If this is a buy/hold, having two policies is problematic because of the cost. In that case, I have no advice for you, there is probably someone else that can comment on that with a brilliant idea.

How sure are you that the former owner's policy protects the lender? I always thought that because the former owner no longer has an insurable interest in the property that no claim would be covered. I just went through this as a lender, I made the new owner get a policy in his name with me as mortgagee.

I can see where the lender would not be alerted as to the change in ownership if the former owners policy remained current, but for the lender to actually be protected, I think that's another story.

@Tim Norris , do you know?

Sure...this is a re-post, but I wrote a piece a few years ago here:

http://www.nreinsurance.com/docs/Insurance-Issues-for-the-Sub2-Deal.pdf

My opinion only, but has been successful for us for years.

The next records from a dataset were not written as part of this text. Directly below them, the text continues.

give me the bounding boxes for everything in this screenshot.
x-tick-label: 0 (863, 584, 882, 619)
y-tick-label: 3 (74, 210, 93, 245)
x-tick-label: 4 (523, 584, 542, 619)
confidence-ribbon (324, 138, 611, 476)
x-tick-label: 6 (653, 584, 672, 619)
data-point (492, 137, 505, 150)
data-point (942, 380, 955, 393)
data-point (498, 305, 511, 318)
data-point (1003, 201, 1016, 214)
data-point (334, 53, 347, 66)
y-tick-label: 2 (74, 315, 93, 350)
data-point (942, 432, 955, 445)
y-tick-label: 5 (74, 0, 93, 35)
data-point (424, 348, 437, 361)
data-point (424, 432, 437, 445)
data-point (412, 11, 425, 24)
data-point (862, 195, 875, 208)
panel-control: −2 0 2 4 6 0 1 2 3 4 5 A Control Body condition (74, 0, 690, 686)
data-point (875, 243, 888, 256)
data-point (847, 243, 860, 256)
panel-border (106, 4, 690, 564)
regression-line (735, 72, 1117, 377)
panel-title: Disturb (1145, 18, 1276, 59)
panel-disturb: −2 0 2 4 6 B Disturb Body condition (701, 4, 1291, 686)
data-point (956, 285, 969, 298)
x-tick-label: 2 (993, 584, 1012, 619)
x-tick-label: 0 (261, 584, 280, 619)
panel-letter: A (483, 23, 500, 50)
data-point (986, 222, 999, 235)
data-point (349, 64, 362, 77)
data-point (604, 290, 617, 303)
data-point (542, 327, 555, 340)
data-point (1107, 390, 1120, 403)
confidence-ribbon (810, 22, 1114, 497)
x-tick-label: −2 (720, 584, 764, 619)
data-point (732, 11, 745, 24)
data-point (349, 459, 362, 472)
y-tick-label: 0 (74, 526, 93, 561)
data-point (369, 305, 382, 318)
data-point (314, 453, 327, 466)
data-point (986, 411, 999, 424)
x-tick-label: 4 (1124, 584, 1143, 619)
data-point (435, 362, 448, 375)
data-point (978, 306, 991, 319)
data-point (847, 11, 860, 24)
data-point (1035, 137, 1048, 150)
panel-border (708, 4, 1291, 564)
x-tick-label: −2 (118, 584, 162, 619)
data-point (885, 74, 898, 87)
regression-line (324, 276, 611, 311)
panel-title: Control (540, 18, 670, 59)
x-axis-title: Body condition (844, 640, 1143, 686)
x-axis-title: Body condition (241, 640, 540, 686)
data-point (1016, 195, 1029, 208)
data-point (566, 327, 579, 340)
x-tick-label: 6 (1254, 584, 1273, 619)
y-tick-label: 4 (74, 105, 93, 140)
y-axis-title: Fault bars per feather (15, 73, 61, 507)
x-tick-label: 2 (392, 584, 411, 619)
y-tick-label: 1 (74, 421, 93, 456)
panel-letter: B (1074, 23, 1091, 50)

I think it's saved on BP as an article, too...

Originally posted by @Tim Norris :
Sure...this is a re-post, but I wrote a piece a few years ago here:

http://www.nreinsurance.com/docs/Insurance-Issues-for-the-Sub2-Deal.pdf

My opinion only, but has been successful for us for years. I think it's saved on BP as an article, too...

Thanks Tim. The last sentence says you name new owner, mortgagee and former owner on the policy. If a claim is paid out wouldn't all three be named on the payout check, including the former owner?

Nope...former owner is named as an additional insured, relative to only the protection afforded by the liability coverage. They are not named as a "loss payee" (which would allow them benefit under the property coverage)...

Originally posted by @Tim Norris :
Nope...former owner is named as an additional insured, relative to only the protection afforded by the liability coverage. They are not named as a "loss payee" (which would allow them benefit under the property coverage)...

Again looking at the last sentence, you say "landlord" policy, I guess the same logic would apply if it was a "vacant (builders risk)" policy for a rehabber?